Internetsicherheit aus der Cloud – für die Cloud

  • Beitrag vom: 10.01.2020

Anwendungen aus der Cloud erfordern eine neue Netzwerksicherheit. Wie Unternehmen Microsoft Office 365, Salesforce & Co. absichern.

Ob Microsoft Office 365, Salesforce oder SAP: Zahlreiche Anwendungen, die Unternehmen heute nutzen, wandern in die Cloud – oder sind schon längst dort. Auch kleine und mittelständische Betriebe müssen sich daher die Frage stellen, wie sich ihre Netzwerkinfrastruktur an die neuen Anforderungen anpassen lässt. Denn aufgrund der Verlagerung in die Cloud hat die herkömmliche Netzwerksicherheit praktisch ausgedient. Security-Konzepte, die etwa in den 90er-Jahren implementiert wurden, werden zu einem Relikt vergangener Zeiten, in denen alle Anwendungen noch im eigenen Rechenzentrum gehostet wurden und die Nutzer sich ausschließlich im Firmennetzwerk aufhielten.

Internetsicherheit: mehrere Fliegen mit einer Klappe schlagen

Für Unternehmen gilt es daher, ihre Netzwerkarchitektur mit Anwendungen aus der Cloud und zunehmender mobiler Arbeit in Einklang zu bringen.
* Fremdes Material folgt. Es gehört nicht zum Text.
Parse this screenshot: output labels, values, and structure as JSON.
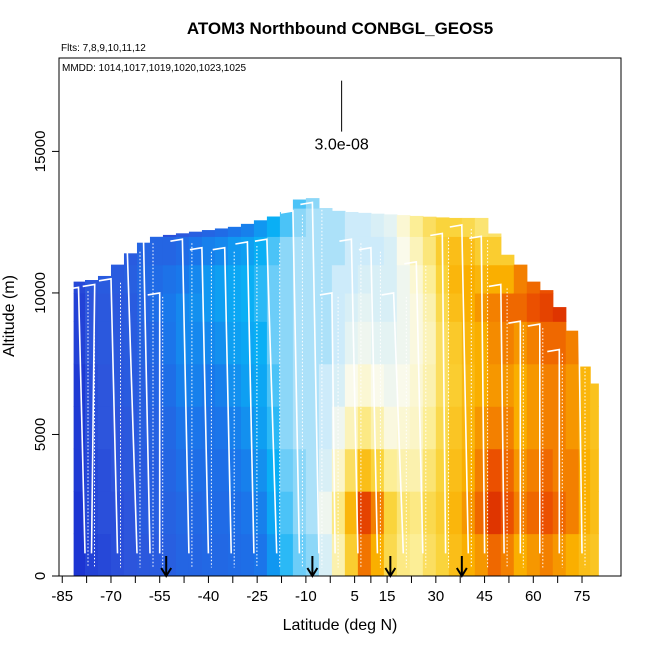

Mit traditionellen Modellen aus Rechenzentren, kostspieligen MPLS-Standleitungen und Umwegen über das Unternehmensnetzwerk kommen Unternehmen allerdings nicht mehr weit – zumal die User Experience dabei unter erheblich steigenden Latenzzeiten leiden würde. Die Mitarbeiterzufriedenheit bliebe dabei früher oder später auf der Strecke.

Ratsam ist es, eine „Cloud first“-Umgebung aufzubauen und dafür zu sorgen, dass der Zugriff auf kürzestem Weg, möglichst unkompliziert für die Benutzer und im Einklang mit Compliance-Anforderungen erfolgt – ohne Umweg über die Unternehmenszentrale. Praktisch: Stellt ein Unternehmen seine Internetsicherheit etwa aufgrund der Einführung von Microsoft 365 um, kann es mehrere Fliegen mit einer Klappe schlagen. Denn im gleichen Zug lassen sich das öffentliche Internet sowie der Zugriff auf andere Cloud-Services wie Salesforce oder SAP gegen Angriffe von außen absichern.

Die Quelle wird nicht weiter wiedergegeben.